Réflexions Robinsonnes

Journal de bord
Couleurs lagon !

Kanaga continue ses pérégrinations à Fakarava et alentour. L’une de nos dernières escapades nous a mené à Toau, un atoll voisin… L’occasion de tergiverser sur l’art de la Robinsonnade dans les atolls.

Prenez du corail, un lagon, une passe, du sable blanc et des cocotiers. Plantez l’ensemble au milieu de l’océan Pacifique et cela vous donne un atoll. Réitérez le même mélange, et contre toute attente, cela vous donnera un nouvel atoll, qui sera, aussi incroyable que cela puisse paraître, différent du premier ! C’est ce qu’on est allé vérifié avec un fier équipage, en naviguant vers Toau, situé juste à l’Ouest de Fakarava.

A l’aller les vents sont dans le bon sens, et nous avons franchi la passe de Toau quelques heures après notre départ, sous voiles. Réputée pour son caractère changeant, elle nous a réservé un bel accueil, calme et chaleureux.

Kanaga dans un mouillage abrité

Assez rapidement, en longeant le motu, nous avons trouvé un mouillage abrité, incitant à l’exploration.
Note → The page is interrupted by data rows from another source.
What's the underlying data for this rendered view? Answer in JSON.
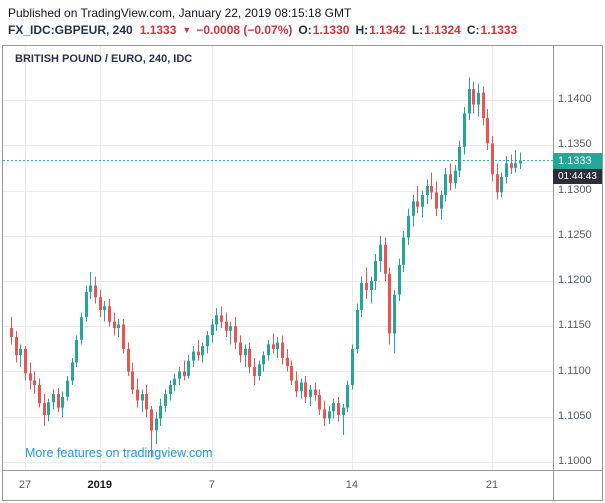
{
  "header": {
    "published_line": "Published on TradingView.com, January 22, 2019 08:15:18 GMT",
    "symbol": "FX_IDC:GBPEUR, 240",
    "last_price": "1.1333",
    "arrow": "▼",
    "change": "−0.0008 (−0.07%)",
    "o_label": "O:",
    "o_value": "1.1330",
    "h_label": "H:",
    "h_value": "1.1342",
    "l_label": "L:",
    "l_value": "1.1324",
    "c_label": "C:",
    "c_value": "1.1333"
  },
  "chart": {
    "legend": "BRITISH POUND / EURO, 240, IDC",
    "link_text": "More features on tradingview.com",
    "current_price_label": "1.1333",
    "countdown": "01:44:43",
    "colors": {
      "up": "#26a69a",
      "down": "#ef5350",
      "accent": "#26a69a",
      "countdown_bg": "#2a2e39",
      "header_red": "#d6323e",
      "header_navy": "#283250",
      "link_blue": "#2196f3",
      "axis_text": "#555b66",
      "grid": "#ebebeb"
    }
  },
  "chart_data": {
    "type": "candlestick",
    "title": "BRITISH POUND / EURO, 240, IDC",
    "symbol": "FX_IDC:GBPEUR",
    "interval": "240",
    "current_price": 1.1333,
    "ohlc_current": {
      "open": 1.133,
      "high": 1.1342,
      "low": 1.1324,
      "close": 1.1333
    },
    "change": -0.0008,
    "change_pct": -0.07,
    "ylim": [
      1.0995,
      1.146
    ],
    "grid": true,
    "price_ticks": [
      "1.1400",
      "1.1350",
      "1.1300",
      "1.1250",
      "1.1200",
      "1.1150",
      "1.1100",
      "1.1050",
      "1.1000"
    ],
    "x_ticks": [
      {
        "label": "27",
        "index": 3,
        "bold": false
      },
      {
        "label": "2019",
        "index": 19,
        "bold": true
      },
      {
        "label": "7",
        "index": 43,
        "bold": false
      },
      {
        "label": "14",
        "index": 73,
        "bold": false
      },
      {
        "label": "21",
        "index": 103,
        "bold": false
      }
    ],
    "candles": [
      [
        1.1148,
        1.116,
        1.113,
        1.1138
      ],
      [
        1.1138,
        1.1145,
        1.111,
        1.1118
      ],
      [
        1.1118,
        1.113,
        1.1105,
        1.1125
      ],
      [
        1.1125,
        1.1128,
        1.109,
        1.1098
      ],
      [
        1.1098,
        1.111,
        1.108,
        1.109
      ],
      [
        1.109,
        1.11,
        1.1075,
        1.1085
      ],
      [
        1.1085,
        1.1092,
        1.106,
        1.1065
      ],
      [
        1.1065,
        1.1075,
        1.104,
        1.1052
      ],
      [
        1.1052,
        1.107,
        1.1045,
        1.1066
      ],
      [
        1.1066,
        1.108,
        1.1058,
        1.1075
      ],
      [
        1.1075,
        1.1082,
        1.1055,
        1.106
      ],
      [
        1.106,
        1.1078,
        1.105,
        1.1072
      ],
      [
        1.1072,
        1.1095,
        1.1068,
        1.109
      ],
      [
        1.109,
        1.1115,
        1.1085,
        1.111
      ],
      [
        1.111,
        1.114,
        1.1105,
        1.1135
      ],
      [
        1.1135,
        1.1165,
        1.113,
        1.116
      ],
      [
        1.116,
        1.1195,
        1.1155,
        1.1188
      ],
      [
        1.1188,
        1.121,
        1.118,
        1.1195
      ],
      [
        1.1195,
        1.1205,
        1.1175,
        1.1182
      ],
      [
        1.1182,
        1.119,
        1.116,
        1.1168
      ],
      [
        1.1168,
        1.1178,
        1.1155,
        1.1172
      ],
      [
        1.1172,
        1.118,
        1.115,
        1.1155
      ],
      [
        1.1155,
        1.1165,
        1.114,
        1.1148
      ],
      [
        1.1148,
        1.1158,
        1.1138,
        1.1152
      ],
      [
        1.1152,
        1.1158,
        1.112,
        1.1125
      ],
      [
        1.1125,
        1.1132,
        1.1095,
        1.11
      ],
      [
        1.11,
        1.111,
        1.1075,
        1.108
      ],
      [
        1.108,
        1.1092,
        1.106,
        1.1068
      ],
      [
        1.1068,
        1.108,
        1.1055,
        1.1075
      ],
      [
        1.1075,
        1.1085,
        1.105,
        1.1058
      ],
      [
        1.1058,
        1.1062,
        1.1005,
        1.1035
      ],
      [
        1.1035,
        1.1055,
        1.102,
        1.1048
      ],
      [
        1.1048,
        1.107,
        1.104,
        1.1062
      ],
      [
        1.1062,
        1.108,
        1.1055,
        1.1075
      ],
      [
        1.1075,
        1.109,
        1.1068,
        1.1085
      ],
      [
        1.1085,
        1.1098,
        1.1078,
        1.1092
      ],
      [
        1.1092,
        1.1105,
        1.1085,
        1.11
      ],
      [
        1.11,
        1.1112,
        1.109,
        1.1095
      ],
      [
        1.1095,
        1.1118,
        1.1092,
        1.1112
      ],
      [
        1.1112,
        1.1128,
        1.1105,
        1.1122
      ],
      [
        1.1122,
        1.1135,
        1.1112,
        1.1118
      ],
      [
        1.1118,
        1.1132,
        1.111,
        1.1128
      ],
      [
        1.1128,
        1.1145,
        1.112,
        1.114
      ],
      [
        1.114,
        1.1158,
        1.1132,
        1.1152
      ],
      [
        1.1152,
        1.117,
        1.1145,
        1.1162
      ],
      [
        1.1162,
        1.1172,
        1.1148,
        1.1155
      ],
      [
        1.1155,
        1.1165,
        1.1138,
        1.1145
      ],
      [
        1.1145,
        1.1155,
        1.113,
        1.115
      ],
      [
        1.115,
        1.116,
        1.1125,
        1.1132
      ],
      [
        1.1132,
        1.114,
        1.111,
        1.1118
      ],
      [
        1.1118,
        1.113,
        1.1105,
        1.1125
      ],
      [
        1.1125,
        1.1132,
        1.1098,
        1.1105
      ],
      [
        1.1105,
        1.1115,
        1.1085,
        1.1095
      ],
      [
        1.1095,
        1.1112,
        1.109,
        1.1108
      ],
      [
        1.1108,
        1.1122,
        1.11,
        1.1118
      ],
      [
        1.1118,
        1.1135,
        1.1112,
        1.113
      ],
      [
        1.113,
        1.1142,
        1.112,
        1.1125
      ],
      [
        1.1125,
        1.1138,
        1.1115,
        1.1132
      ],
      [
        1.1132,
        1.114,
        1.1108,
        1.1115
      ],
      [
        1.1115,
        1.1125,
        1.11,
        1.1106
      ],
      [
        1.1106,
        1.1112,
        1.1085,
        1.109
      ],
      [
        1.109,
        1.11,
        1.1072,
        1.1078
      ],
      [
        1.1078,
        1.1092,
        1.107,
        1.1088
      ],
      [
        1.1088,
        1.1095,
        1.1065,
        1.1072
      ],
      [
        1.1072,
        1.1085,
        1.1062,
        1.108
      ],
      [
        1.108,
        1.1088,
        1.1068,
        1.1074
      ],
      [
        1.1074,
        1.108,
        1.1052,
        1.1058
      ],
      [
        1.1058,
        1.1068,
        1.104,
        1.1048
      ],
      [
        1.1048,
        1.1062,
        1.1042,
        1.1056
      ],
      [
        1.1056,
        1.107,
        1.1048,
        1.1065
      ],
      [
        1.1065,
        1.1072,
        1.1045,
        1.1052
      ],
      [
        1.1052,
        1.1064,
        1.103,
        1.106
      ],
      [
        1.106,
        1.109,
        1.1055,
        1.1085
      ],
      [
        1.1085,
        1.113,
        1.108,
        1.1125
      ],
      [
        1.1125,
        1.1175,
        1.112,
        1.1168
      ],
      [
        1.1168,
        1.1205,
        1.116,
        1.1198
      ],
      [
        1.1198,
        1.1215,
        1.118,
        1.119
      ],
      [
        1.119,
        1.1205,
        1.1175,
        1.12
      ],
      [
        1.12,
        1.123,
        1.119,
        1.1222
      ],
      [
        1.1222,
        1.125,
        1.121,
        1.124
      ],
      [
        1.124,
        1.1248,
        1.12,
        1.1208
      ],
      [
        1.1208,
        1.1215,
        1.113,
        1.1142
      ],
      [
        1.1142,
        1.119,
        1.112,
        1.1185
      ],
      [
        1.1185,
        1.1225,
        1.1178,
        1.1218
      ],
      [
        1.1218,
        1.1255,
        1.121,
        1.1248
      ],
      [
        1.1248,
        1.128,
        1.124,
        1.1272
      ],
      [
        1.1272,
        1.1295,
        1.126,
        1.1288
      ],
      [
        1.1288,
        1.1305,
        1.1275,
        1.1282
      ],
      [
        1.1282,
        1.13,
        1.127,
        1.1295
      ],
      [
        1.1295,
        1.1312,
        1.1285,
        1.1305
      ],
      [
        1.1305,
        1.132,
        1.129,
        1.1298
      ],
      [
        1.1298,
        1.131,
        1.1272,
        1.128
      ],
      [
        1.128,
        1.13,
        1.1268,
        1.1295
      ],
      [
        1.1295,
        1.1325,
        1.1288,
        1.1318
      ],
      [
        1.1318,
        1.133,
        1.13,
        1.1308
      ],
      [
        1.1308,
        1.1328,
        1.1302,
        1.1322
      ],
      [
        1.1322,
        1.1355,
        1.1315,
        1.1348
      ],
      [
        1.1348,
        1.1392,
        1.134,
        1.1385
      ],
      [
        1.1385,
        1.1425,
        1.1378,
        1.1412
      ],
      [
        1.1412,
        1.142,
        1.1385,
        1.1395
      ],
      [
        1.1395,
        1.1418,
        1.1382,
        1.1408
      ],
      [
        1.1408,
        1.1415,
        1.1372,
        1.138
      ],
      [
        1.138,
        1.139,
        1.1345,
        1.1352
      ],
      [
        1.1352,
        1.136,
        1.131,
        1.1318
      ],
      [
        1.1318,
        1.133,
        1.129,
        1.1298
      ],
      [
        1.1298,
        1.132,
        1.1292,
        1.1315
      ],
      [
        1.1315,
        1.1338,
        1.1308,
        1.133
      ],
      [
        1.133,
        1.134,
        1.1318,
        1.1325
      ],
      [
        1.1325,
        1.1345,
        1.132,
        1.133
      ],
      [
        1.133,
        1.1342,
        1.1324,
        1.1333
      ]
    ]
  }
}
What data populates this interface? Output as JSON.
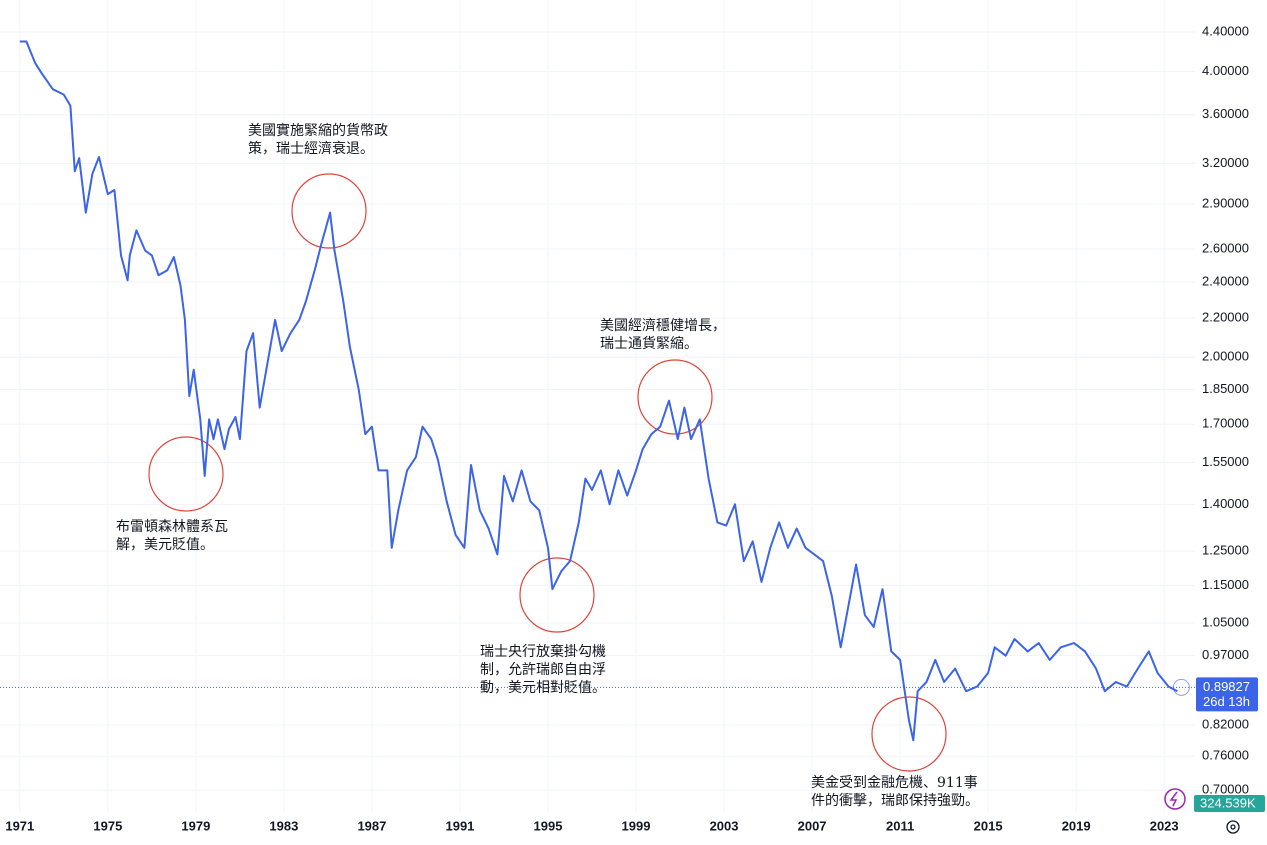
{
  "chart_data": {
    "type": "line",
    "log_scale": true,
    "grid": true,
    "color": "#3c64e8",
    "x": [
      1971.0,
      1971.3,
      1971.7,
      1972.0,
      1972.5,
      1973.0,
      1973.3,
      1973.5,
      1973.7,
      1974.0,
      1974.3,
      1974.6,
      1975.0,
      1975.3,
      1975.6,
      1975.9,
      1976.0,
      1976.3,
      1976.7,
      1977.0,
      1977.3,
      1977.7,
      1978.0,
      1978.3,
      1978.5,
      1978.7,
      1978.9,
      1979.2,
      1979.4,
      1979.6,
      1979.8,
      1980.0,
      1980.3,
      1980.5,
      1980.8,
      1981.0,
      1981.3,
      1981.6,
      1981.9,
      1982.2,
      1982.6,
      1982.9,
      1983.3,
      1983.7,
      1984.0,
      1984.4,
      1984.7,
      1985.1,
      1985.3,
      1985.7,
      1986.0,
      1986.4,
      1986.7,
      1987.0,
      1987.3,
      1987.7,
      1987.9,
      1988.2,
      1988.6,
      1989.0,
      1989.3,
      1989.7,
      1990.0,
      1990.4,
      1990.8,
      1991.2,
      1991.5,
      1991.9,
      1992.3,
      1992.7,
      1993.0,
      1993.4,
      1993.8,
      1994.2,
      1994.6,
      1995.0,
      1995.2,
      1995.6,
      1996.0,
      1996.4,
      1996.7,
      1997.0,
      1997.4,
      1997.8,
      1998.2,
      1998.6,
      1999.0,
      1999.3,
      1999.7,
      2000.1,
      2000.5,
      2000.9,
      2001.2,
      2001.5,
      2001.9,
      2002.3,
      2002.7,
      2003.1,
      2003.5,
      2003.9,
      2004.3,
      2004.7,
      2005.1,
      2005.5,
      2005.9,
      2006.3,
      2006.7,
      2007.1,
      2007.5,
      2007.9,
      2008.3,
      2008.7,
      2009.0,
      2009.4,
      2009.8,
      2010.2,
      2010.6,
      2011.0,
      2011.4,
      2011.6,
      2011.8,
      2012.2,
      2012.6,
      2013.0,
      2013.5,
      2014.0,
      2014.5,
      2015.0,
      2015.3,
      2015.8,
      2016.2,
      2016.8,
      2017.3,
      2017.8,
      2018.3,
      2018.9,
      2019.4,
      2019.9,
      2020.3,
      2020.8,
      2021.3,
      2021.8,
      2022.3,
      2022.7,
      2023.2,
      2023.6
    ],
    "values": [
      4.3,
      4.3,
      4.08,
      3.98,
      3.83,
      3.78,
      3.68,
      3.14,
      3.24,
      2.84,
      3.12,
      3.25,
      2.97,
      3.0,
      2.56,
      2.41,
      2.56,
      2.72,
      2.59,
      2.56,
      2.44,
      2.47,
      2.55,
      2.38,
      2.19,
      1.82,
      1.94,
      1.72,
      1.5,
      1.72,
      1.64,
      1.72,
      1.6,
      1.68,
      1.73,
      1.64,
      2.03,
      2.12,
      1.77,
      1.94,
      2.19,
      2.03,
      2.12,
      2.19,
      2.29,
      2.47,
      2.63,
      2.84,
      2.59,
      2.29,
      2.05,
      1.85,
      1.66,
      1.69,
      1.52,
      1.52,
      1.26,
      1.38,
      1.52,
      1.57,
      1.69,
      1.64,
      1.56,
      1.41,
      1.3,
      1.26,
      1.54,
      1.38,
      1.32,
      1.24,
      1.5,
      1.41,
      1.52,
      1.41,
      1.38,
      1.26,
      1.14,
      1.19,
      1.22,
      1.34,
      1.49,
      1.45,
      1.52,
      1.4,
      1.52,
      1.43,
      1.52,
      1.6,
      1.66,
      1.69,
      1.8,
      1.64,
      1.77,
      1.64,
      1.72,
      1.49,
      1.34,
      1.33,
      1.4,
      1.22,
      1.28,
      1.16,
      1.26,
      1.34,
      1.26,
      1.32,
      1.26,
      1.24,
      1.22,
      1.12,
      0.99,
      1.11,
      1.21,
      1.07,
      1.04,
      1.14,
      0.98,
      0.96,
      0.83,
      0.79,
      0.89,
      0.91,
      0.96,
      0.91,
      0.94,
      0.89,
      0.9,
      0.93,
      0.99,
      0.97,
      1.01,
      0.98,
      1.0,
      0.96,
      0.99,
      1.0,
      0.98,
      0.94,
      0.89,
      0.91,
      0.9,
      0.94,
      0.98,
      0.93,
      0.9,
      0.89
    ],
    "xlim": [
      1970.1,
      2024.4
    ],
    "xticks": [
      1971,
      1975,
      1979,
      1983,
      1987,
      1991,
      1995,
      1999,
      2003,
      2007,
      2011,
      2015,
      2019,
      2023
    ],
    "ylim": [
      0.664,
      4.755
    ],
    "yticks": [
      {
        "value": 4.4,
        "label": "4.40000"
      },
      {
        "value": 4.0,
        "label": "4.00000"
      },
      {
        "value": 3.6,
        "label": "3.60000"
      },
      {
        "value": 3.2,
        "label": "3.20000"
      },
      {
        "value": 2.9,
        "label": "2.90000"
      },
      {
        "value": 2.6,
        "label": "2.60000"
      },
      {
        "value": 2.4,
        "label": "2.40000"
      },
      {
        "value": 2.2,
        "label": "2.20000"
      },
      {
        "value": 2.0,
        "label": "2.00000"
      },
      {
        "value": 1.85,
        "label": "1.85000"
      },
      {
        "value": 1.7,
        "label": "1.70000"
      },
      {
        "value": 1.55,
        "label": "1.55000"
      },
      {
        "value": 1.4,
        "label": "1.40000"
      },
      {
        "value": 1.25,
        "label": "1.25000"
      },
      {
        "value": 1.15,
        "label": "1.15000"
      },
      {
        "value": 1.05,
        "label": "1.05000"
      },
      {
        "value": 0.97,
        "label": "0.97000"
      },
      {
        "value": 0.82,
        "label": "0.82000"
      },
      {
        "value": 0.76,
        "label": "0.76000"
      },
      {
        "value": 0.7,
        "label": "0.70000"
      }
    ],
    "last_price": 0.89827,
    "countdown": "26d 13h",
    "volume_label": "324.539K",
    "annotations": [
      {
        "lines": [
          "美國實施緊縮的貨幣政",
          "策，瑞士經濟衰退。"
        ]
      },
      {
        "lines": [
          "布雷頓森林體系瓦",
          "解，美元貶值。"
        ]
      },
      {
        "lines": [
          "美國經濟穩健增長，",
          "瑞士通貨緊縮。"
        ]
      },
      {
        "lines": [
          "瑞士央行放棄掛勾機",
          "制，允許瑞郎自由浮",
          "動，美元相對貶值。"
        ]
      },
      {
        "lines": [
          "美金受到金融危機、911事",
          "件的衝擊，瑞郎保持強勁。"
        ]
      }
    ]
  }
}
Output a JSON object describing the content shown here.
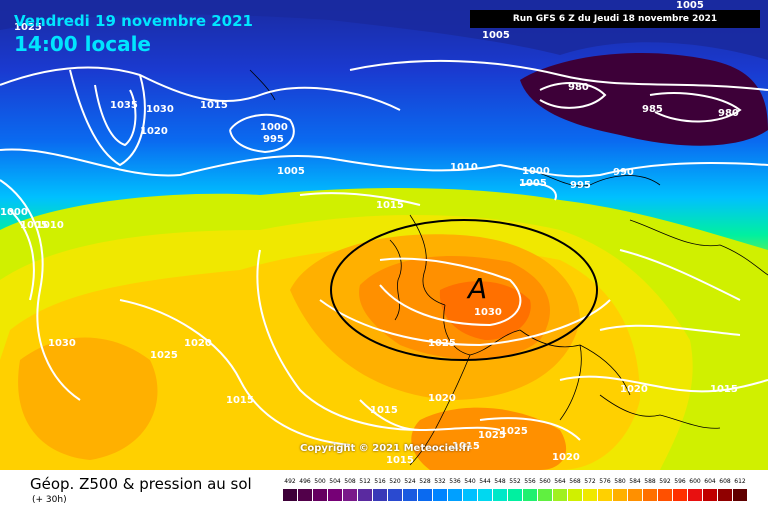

L’occasion d’imaginer comment vivrait un Robinson. Admettons que nous soyons bloqués là des mois… le milieu est-il aussi paradisiaque que le sous-entend la carte postale ? Car oui, nous avons vraiment l’impression de faire partie de ces décors paradisiaques qui ornent poster et calendriers.

Robinson… le paradis est-il si simple à vivre ?
Bien sûr c’est cliché… mais c’est beau non ?

Tout d’abord il y a la question vitale de l’eau potable. Il n’y a ni sources, ni cascades sur les motu. Les locaux trouvent de l’eau saumâtre en creusant quelques dizaines de cm dans les cocoteraies, bien pour se laver et irriguer mais pour boire, il faut compter sur l’eau de pluie. D’où l’installation là où il y a des habitations de grandes citernes. En bateau, on récupère aussi l’eau de pluie via les tauds et on anticipe en partant avec les « vaches à eau » remplies… Robinson lui devrait se fabriquer un système …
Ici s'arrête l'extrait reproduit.